The application had two modes to provide the aforementioned inquiries. In the first, study mode, students were not given time constraints to answer the clinical vignettes. Whenever an answer was provided, instant feedback was delivered alongside a brief explanation of the key concept that was being assessed by the inquiry. In the second, training mode, participants had a restricted time window to provide answers. This mode was designed because of a perceived difficulty amongst interns in managing time in answering questions in previous simulations of the exam. A default of 60 s was established, but the application allowed the user to modify this timeframe to 30 or 90 s. Students had knowledge regarding their individual performance in both modes, but no additional feedback in terms of concept review was provided in training mode.
Outcomes
The primary outcome is the mean change in overall scores in a 90-question practise test designed to resemble EUNACOM between groups. The final test did not repeat any of the questions used within the application that was delivered to students and was held 4 weeks after randomisation. This timeframe was selected in order to allow students to practise and study internal medicine with the application given the extent of contents required by EUNACOM. Simulation tests were used because of the impossibility to use the actual exam as part of this study, since it is managed independently from universities and kept in strict reserve by ASOFAMECH. However, previous data has shown that both simulation exams (baseline and final) have good correlation with overall EUNACOM scores (r > 0.7, p < 0.001), as well as an excellent diagnostic accuracy for detecting students at risk of failing the exam(area under the ROC curve 0.95, 95% CI 0.90 to 0.99) and identifying students that will obtain high scores in the review (AUC 0.80, 95% CI 0.71 to 0.88, unpublished data). The correction of both practice tests was undertaken by reseachers that were kept unaware of allocation.

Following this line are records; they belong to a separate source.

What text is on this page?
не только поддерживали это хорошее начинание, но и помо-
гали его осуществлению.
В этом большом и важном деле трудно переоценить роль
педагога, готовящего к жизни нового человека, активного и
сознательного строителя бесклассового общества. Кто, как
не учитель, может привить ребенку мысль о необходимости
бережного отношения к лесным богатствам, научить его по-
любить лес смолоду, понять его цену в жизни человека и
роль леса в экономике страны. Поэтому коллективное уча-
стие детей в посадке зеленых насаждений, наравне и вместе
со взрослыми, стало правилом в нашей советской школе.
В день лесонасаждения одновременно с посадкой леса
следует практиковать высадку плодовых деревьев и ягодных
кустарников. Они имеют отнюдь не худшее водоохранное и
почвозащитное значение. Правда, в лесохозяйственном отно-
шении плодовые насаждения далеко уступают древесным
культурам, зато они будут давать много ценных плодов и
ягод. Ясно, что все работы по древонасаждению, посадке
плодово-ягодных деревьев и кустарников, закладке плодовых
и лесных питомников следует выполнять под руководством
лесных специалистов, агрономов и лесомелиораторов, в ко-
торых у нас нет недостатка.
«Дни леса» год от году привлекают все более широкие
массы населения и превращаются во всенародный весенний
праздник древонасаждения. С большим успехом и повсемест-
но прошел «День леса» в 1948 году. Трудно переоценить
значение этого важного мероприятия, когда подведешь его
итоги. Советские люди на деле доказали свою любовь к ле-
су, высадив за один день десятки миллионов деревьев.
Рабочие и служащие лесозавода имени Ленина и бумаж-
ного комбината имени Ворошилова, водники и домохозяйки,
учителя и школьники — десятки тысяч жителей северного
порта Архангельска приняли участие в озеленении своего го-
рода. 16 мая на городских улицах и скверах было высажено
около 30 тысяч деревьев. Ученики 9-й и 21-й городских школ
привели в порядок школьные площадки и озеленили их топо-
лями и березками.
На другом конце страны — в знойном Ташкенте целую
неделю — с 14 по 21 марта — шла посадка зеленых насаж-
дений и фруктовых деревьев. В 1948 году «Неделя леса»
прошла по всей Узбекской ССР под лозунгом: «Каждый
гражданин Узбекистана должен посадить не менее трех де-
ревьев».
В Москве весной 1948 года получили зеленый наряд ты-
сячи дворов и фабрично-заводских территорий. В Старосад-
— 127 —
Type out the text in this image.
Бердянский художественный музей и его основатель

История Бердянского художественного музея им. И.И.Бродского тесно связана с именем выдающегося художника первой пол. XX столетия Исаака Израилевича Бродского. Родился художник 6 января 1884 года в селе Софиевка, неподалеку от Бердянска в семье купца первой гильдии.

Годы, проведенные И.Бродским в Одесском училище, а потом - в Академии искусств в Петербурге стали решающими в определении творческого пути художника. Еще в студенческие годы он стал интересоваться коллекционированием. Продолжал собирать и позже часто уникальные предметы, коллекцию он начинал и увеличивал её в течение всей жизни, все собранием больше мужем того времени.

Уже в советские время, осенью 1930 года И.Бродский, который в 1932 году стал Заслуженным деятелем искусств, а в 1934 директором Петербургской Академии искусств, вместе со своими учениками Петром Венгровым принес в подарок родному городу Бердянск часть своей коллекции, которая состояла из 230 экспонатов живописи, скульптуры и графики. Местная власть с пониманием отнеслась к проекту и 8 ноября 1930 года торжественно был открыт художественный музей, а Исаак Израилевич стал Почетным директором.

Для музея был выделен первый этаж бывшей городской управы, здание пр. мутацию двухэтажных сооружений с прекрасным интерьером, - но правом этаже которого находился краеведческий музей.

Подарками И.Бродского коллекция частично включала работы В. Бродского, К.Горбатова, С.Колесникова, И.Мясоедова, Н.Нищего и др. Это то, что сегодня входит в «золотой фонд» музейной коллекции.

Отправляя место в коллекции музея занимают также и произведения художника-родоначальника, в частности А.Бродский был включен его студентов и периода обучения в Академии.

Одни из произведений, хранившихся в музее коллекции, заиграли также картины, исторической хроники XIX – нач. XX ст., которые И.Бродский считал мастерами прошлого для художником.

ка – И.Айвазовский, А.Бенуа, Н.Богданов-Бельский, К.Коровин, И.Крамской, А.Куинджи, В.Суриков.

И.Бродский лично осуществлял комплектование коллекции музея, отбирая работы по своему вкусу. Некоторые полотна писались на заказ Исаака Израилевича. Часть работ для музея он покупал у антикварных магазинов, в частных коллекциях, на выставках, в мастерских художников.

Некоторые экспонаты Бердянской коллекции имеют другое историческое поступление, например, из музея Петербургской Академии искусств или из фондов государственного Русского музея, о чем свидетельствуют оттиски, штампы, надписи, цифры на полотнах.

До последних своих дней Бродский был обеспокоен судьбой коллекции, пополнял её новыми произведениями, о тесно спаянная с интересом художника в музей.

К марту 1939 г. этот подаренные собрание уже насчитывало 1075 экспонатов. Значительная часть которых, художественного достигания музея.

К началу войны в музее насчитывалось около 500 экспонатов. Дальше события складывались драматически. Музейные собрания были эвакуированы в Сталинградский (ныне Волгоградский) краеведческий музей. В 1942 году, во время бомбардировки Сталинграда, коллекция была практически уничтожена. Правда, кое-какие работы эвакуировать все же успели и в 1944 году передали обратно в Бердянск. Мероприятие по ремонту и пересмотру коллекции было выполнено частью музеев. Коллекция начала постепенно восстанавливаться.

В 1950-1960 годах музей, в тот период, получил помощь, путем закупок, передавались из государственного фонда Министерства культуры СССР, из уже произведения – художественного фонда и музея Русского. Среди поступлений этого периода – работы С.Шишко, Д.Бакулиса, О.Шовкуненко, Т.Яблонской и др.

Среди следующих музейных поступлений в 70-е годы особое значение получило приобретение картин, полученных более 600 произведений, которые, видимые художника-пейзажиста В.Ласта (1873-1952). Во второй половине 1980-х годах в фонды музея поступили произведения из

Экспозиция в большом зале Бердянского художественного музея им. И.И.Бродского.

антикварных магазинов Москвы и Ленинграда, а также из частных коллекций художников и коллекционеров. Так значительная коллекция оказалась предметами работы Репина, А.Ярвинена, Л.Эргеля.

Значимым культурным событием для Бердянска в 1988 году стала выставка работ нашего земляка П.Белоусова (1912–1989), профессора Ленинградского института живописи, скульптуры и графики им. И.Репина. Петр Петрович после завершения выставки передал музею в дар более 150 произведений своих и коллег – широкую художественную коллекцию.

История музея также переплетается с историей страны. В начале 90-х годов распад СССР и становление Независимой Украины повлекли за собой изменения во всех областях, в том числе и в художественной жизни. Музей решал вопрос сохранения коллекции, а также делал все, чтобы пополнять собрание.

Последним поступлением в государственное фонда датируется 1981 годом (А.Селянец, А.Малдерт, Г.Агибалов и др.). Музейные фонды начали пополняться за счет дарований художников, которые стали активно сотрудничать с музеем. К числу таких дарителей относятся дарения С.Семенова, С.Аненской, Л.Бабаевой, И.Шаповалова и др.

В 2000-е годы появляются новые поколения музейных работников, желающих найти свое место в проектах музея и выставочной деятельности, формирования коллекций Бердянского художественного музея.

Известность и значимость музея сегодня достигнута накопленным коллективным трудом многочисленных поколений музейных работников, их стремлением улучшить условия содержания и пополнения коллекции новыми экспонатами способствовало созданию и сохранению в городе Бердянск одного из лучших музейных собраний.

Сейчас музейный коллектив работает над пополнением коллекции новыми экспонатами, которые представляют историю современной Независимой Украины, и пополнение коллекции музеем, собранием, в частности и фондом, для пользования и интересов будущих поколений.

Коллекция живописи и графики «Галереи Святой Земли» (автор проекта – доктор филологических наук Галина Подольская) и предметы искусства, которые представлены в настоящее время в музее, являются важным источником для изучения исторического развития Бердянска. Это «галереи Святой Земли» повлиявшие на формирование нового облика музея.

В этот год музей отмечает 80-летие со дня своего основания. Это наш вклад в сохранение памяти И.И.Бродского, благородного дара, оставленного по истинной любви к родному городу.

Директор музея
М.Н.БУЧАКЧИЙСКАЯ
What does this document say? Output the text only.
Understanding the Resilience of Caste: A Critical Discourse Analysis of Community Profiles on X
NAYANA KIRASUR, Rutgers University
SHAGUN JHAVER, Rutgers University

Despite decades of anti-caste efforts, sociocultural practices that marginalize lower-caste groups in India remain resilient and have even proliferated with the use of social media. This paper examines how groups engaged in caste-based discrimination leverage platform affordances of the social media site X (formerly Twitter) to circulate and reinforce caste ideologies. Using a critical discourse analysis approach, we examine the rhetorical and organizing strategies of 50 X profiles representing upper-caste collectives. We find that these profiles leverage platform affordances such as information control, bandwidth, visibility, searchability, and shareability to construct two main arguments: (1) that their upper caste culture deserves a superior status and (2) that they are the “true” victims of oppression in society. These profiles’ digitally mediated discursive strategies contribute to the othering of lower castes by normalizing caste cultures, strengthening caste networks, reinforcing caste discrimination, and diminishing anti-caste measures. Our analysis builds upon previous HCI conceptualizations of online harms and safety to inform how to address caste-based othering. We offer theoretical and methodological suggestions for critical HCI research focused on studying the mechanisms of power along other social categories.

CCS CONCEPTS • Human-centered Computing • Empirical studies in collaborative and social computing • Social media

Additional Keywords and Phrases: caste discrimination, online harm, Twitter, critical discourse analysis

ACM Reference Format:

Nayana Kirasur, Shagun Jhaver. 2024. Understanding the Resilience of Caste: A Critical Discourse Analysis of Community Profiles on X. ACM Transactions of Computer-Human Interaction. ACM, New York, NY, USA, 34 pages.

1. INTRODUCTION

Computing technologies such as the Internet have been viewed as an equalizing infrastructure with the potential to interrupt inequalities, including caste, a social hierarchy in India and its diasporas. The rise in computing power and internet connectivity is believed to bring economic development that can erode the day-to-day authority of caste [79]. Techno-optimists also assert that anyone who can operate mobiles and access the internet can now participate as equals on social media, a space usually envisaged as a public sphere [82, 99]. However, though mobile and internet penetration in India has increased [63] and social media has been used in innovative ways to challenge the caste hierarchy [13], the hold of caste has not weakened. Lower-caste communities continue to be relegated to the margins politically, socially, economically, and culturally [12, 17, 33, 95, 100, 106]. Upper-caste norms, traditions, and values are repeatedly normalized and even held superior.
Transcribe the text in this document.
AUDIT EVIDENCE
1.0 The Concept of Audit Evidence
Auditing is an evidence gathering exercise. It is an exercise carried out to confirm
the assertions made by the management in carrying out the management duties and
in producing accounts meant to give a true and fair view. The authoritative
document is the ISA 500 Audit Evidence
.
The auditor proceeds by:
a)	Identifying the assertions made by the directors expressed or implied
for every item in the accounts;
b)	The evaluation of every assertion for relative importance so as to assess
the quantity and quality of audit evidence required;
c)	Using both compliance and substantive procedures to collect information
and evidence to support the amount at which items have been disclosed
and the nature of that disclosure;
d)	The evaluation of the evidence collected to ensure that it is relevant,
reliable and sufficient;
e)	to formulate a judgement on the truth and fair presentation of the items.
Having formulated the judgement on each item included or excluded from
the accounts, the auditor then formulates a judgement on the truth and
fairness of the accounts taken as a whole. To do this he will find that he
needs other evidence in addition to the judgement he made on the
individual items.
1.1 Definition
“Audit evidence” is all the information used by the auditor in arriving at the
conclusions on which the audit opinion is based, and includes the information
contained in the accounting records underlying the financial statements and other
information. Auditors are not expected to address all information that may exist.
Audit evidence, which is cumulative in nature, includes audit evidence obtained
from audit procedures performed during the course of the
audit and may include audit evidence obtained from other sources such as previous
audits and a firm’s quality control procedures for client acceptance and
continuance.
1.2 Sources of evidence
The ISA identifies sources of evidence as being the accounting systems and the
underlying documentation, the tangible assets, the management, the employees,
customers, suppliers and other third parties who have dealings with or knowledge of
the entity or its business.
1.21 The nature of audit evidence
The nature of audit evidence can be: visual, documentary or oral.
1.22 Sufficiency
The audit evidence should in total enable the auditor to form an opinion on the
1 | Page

A secondary endpoint was to establish differences in the average time required to answer clinical vignettes. In order to allow reliable comparisons to be made, exams were conducted electronically and under supervision by the research team, thus allowing an objective assessment of the total time required to complete the review. Data regarding adherence was also collected.
Statistical analyses
Sample size
Sample size was calculated using data regarding overall perfomance in prior experiences with practise exams and estimates from a randomised trial [10]. It was calculated that a sample size of 64 participants (32 per group) would be required to obtain 80% power to detect an absolute difference of 5 points between groups, assuming a standard deviation of 7 points for both groups at standard significance levels (two-tailed α of 5%). In order to correct for up to 20% losses of follow-up, it was sought to randomise 75 participants. All estimates were calculated using nQuery Advisor® 3.0 for windows.
Analysis plan
Basic descriptive statistics (means, medians, proportions, interquartile ranges -IQR-, etc) were performed to assess the characteristics of the study sample. Fisher’s exact test was used to evaluate univariate association of categorical variables. Quantitative variables were compared using Mann-Whitney or Student’s T tests according to data distribution and variances. Ninety-five percent confidence intervals were constructed whenever appropriate. Missing data relevant to the primary and secondary outcomes were handled using multiple imputation techniques. In order to reduce sampling variability due to the imputation process, 20 datasets were generated for every variable with missing data. Predictor variables were included in this procedure using linear regression for data showing normal distributions. Predictive mean matchings were preferred to impute data for variables with skewed distributions. All analyses were undertaken by a statistician who was unaware of participant allocation using Stata v12.0® (StataCorp LP, 1996–2016) under the intention-to-treat principle, but complementary complete-case analyses were conducted as part of multiple imputation techniques.